Dünyanın çeşitli yerlerinden çevrecilerin olduğunu anlatan Erdoğan, ''Bunlara 'ne yaparsınız' dersin, inanın şöyle ele avuca gelecek bir şey yok. Sadece onların boş vakitlerini değerlendirmek için yaptıkları iş bu...'' dedi. 
  Başbakan Erdoğan, ''yarın, gazetelerin bunu 'çevrecilere karşı çıktı' diye yazacağını'' ifade ederek, sözlerini şöyle sürdürdü:''Ben çevrecinin daniskasıyım. Asıl çevreci benim. Belediye başkanlığımdan beri çevrecilik konusunda neler yaptığımızı özellikle İstanbul'da yaşayanlar çok iyi bilir. Nasıl ağaçlar diktim İstanbul'a, İstanbul nasıl ağaçlandı bunu orada yaşayanlar çok iyi bilir. Biz İstanbul susuzdu, 180 kilometreden su getirdik. Çevreciler o zaman da karşımıza dikildi. Ne dediler, 'bunlar ağaçları söküyorlar' dediler. İnsanoğluna su götürüyoruz kardeşim. Bir şeyler sökülecek tabi. Dağları deldik, tüneller yaptık, bu tünellerden su getiriyoruz İstanbul'a. Kurumuş İstanbul... Millet evinin banyosunu, küvetini, bidonlarını su dolduruyor. Ama 800 bin fidan diktik Istranca'ya. Bu adımları attık, yapılanları görmüyorlar. Dürüst olacaksın, samimi olacaksın.

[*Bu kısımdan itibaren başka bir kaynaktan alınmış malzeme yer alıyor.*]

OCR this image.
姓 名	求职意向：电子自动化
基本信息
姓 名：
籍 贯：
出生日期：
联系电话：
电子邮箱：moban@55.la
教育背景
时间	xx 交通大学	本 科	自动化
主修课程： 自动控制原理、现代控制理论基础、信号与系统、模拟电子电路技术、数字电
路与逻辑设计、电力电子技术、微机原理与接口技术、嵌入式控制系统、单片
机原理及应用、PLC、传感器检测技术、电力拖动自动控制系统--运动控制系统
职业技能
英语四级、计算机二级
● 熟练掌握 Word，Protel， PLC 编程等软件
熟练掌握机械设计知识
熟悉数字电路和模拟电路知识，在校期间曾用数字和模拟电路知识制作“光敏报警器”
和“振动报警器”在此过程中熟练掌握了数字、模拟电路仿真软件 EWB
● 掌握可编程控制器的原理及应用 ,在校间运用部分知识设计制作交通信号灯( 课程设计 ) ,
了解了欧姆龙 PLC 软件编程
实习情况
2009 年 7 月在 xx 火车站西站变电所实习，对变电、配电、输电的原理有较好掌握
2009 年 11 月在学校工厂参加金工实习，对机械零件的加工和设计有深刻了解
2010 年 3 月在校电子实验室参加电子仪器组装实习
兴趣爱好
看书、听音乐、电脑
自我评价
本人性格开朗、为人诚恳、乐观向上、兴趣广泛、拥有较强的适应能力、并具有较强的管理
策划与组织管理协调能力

Medya her zaman bu 50-60 kişinin yanına yağılır, gösteri yaparlar. Yürüdüler, sanki millet yürüdü. Milletin falan yürüdüğü yok. Ondan sonra bizim hemşehrilerimizin bazılarını takarlar yanlarına, 'derelerimizi şöyle yaptınız, böyle yaptınız' derler. Hatalar vardır, doğrudur. Varsa düzeltiriz, bunlar giderilir ama yapılan işin doğru olup olmadığını önce bakacağız. Bu fikir temelde doğru mu değil mi, elektriğin olmadığı zaman kime 'yuh' olsun diyeceksin, hükümete.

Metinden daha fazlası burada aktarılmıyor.